Now the fact that the outside world is gray strikes you as hilarious. Here you have all these colors at your mind's disposal, coming at you in a rapid-fire slideshow, without a pause button, and meanwhile all color has been drained from the natural world. It's an effin hoot. The loud reports coming from Cherry Ridge Shooting Range travel swiftly through the damp air and interrupt your reverie of pain. Remorse. You have lived badly and deserve to die like an insect on a pin, otherwise why this pain? You will never take a drink of alcohol again, nor caffeine, nor eat a grain of chocolate. You will change your diet, your hours, your sleep patterns, you will do anything in exchange for the absence of pain. The sound of gunshots is like a lifeline, your eyes fill with salty tears and you bow your head to the God of Pain, trying to bargain for your sanity. Arsehole. There is no God of Pain.

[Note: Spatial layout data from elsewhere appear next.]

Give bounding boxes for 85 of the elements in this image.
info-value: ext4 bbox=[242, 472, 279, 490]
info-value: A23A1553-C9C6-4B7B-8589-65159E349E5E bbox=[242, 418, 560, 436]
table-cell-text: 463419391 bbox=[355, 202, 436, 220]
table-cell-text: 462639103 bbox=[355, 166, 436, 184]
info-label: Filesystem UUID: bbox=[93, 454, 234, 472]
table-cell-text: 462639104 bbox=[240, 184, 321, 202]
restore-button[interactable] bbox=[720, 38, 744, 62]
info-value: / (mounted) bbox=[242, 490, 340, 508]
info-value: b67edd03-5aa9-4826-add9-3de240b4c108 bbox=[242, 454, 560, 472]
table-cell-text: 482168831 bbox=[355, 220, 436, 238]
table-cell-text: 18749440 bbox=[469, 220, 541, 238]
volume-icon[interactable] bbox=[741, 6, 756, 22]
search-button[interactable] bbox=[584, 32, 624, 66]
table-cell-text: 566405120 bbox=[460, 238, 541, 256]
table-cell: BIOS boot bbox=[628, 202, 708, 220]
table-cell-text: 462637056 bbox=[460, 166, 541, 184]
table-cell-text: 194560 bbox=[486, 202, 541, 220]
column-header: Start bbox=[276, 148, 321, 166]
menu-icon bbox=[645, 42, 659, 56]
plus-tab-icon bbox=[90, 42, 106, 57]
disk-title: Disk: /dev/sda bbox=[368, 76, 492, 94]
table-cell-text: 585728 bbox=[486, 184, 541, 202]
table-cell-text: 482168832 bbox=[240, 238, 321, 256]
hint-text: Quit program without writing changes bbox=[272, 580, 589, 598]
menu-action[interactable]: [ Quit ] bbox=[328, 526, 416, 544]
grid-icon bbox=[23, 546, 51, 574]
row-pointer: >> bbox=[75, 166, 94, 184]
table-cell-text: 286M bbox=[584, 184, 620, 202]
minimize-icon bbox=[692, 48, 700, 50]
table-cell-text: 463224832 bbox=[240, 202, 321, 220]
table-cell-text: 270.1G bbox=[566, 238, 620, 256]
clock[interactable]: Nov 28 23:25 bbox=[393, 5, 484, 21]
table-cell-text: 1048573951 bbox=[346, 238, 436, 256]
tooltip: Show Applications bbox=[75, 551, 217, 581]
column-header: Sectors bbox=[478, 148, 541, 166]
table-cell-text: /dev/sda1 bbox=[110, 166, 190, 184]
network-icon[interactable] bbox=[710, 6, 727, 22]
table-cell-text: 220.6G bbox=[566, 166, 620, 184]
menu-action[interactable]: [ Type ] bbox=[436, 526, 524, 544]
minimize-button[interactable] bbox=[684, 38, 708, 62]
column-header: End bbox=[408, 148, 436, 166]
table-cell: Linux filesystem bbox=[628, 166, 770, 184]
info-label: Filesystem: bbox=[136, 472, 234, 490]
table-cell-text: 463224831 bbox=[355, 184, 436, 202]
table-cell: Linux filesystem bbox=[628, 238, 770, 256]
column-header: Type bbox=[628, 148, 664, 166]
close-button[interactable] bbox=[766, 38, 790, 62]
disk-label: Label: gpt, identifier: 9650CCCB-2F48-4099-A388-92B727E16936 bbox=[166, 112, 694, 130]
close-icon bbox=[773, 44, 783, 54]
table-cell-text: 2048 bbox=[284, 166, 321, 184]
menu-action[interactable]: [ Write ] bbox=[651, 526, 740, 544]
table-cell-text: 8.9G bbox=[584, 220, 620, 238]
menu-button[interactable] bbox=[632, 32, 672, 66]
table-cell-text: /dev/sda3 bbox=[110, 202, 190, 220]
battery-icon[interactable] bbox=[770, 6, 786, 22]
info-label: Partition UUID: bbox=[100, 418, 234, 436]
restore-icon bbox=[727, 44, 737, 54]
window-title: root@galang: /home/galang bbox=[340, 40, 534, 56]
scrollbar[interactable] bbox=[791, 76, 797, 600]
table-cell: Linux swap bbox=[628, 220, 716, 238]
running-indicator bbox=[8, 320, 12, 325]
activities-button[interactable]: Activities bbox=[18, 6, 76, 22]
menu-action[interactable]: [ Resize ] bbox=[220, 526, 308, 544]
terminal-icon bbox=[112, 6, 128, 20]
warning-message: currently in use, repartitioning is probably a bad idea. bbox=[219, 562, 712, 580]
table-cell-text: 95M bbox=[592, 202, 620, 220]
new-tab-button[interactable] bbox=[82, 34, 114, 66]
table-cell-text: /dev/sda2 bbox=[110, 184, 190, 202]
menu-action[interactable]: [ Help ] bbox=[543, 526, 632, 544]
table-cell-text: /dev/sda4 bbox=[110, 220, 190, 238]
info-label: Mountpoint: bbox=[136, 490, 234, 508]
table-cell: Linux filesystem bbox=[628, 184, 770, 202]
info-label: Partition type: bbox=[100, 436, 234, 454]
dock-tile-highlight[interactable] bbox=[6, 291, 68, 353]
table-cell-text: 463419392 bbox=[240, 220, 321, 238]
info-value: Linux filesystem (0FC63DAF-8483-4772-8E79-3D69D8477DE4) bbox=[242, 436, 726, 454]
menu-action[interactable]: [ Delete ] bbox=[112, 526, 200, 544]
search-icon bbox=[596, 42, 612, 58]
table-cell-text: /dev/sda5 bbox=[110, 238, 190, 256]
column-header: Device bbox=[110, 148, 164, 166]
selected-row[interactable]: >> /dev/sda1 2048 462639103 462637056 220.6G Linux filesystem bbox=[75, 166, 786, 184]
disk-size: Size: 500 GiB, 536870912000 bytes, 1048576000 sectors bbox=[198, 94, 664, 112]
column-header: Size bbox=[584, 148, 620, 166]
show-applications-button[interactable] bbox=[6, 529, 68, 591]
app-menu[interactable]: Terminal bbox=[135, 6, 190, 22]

Your gray exterior -- skin, hair, sweatclothes -- floats above the inner body and looks down in judgement, with distaste. This is no time for self-dramatization, or contemplation of suicide, your exterior admonishes you, even as your innards writhe and crackle, this is a time for self-control and holding on. You are going through a period of adjustment, synaptically speaking, after which you will feel deep gratitude for being alive. Breathe deep, stay still, and listen to your beating heart. Should I wait then for this fiery knot in my forehead to untie itself? Wait then, yes. The world is gray and so shall you be too, some day.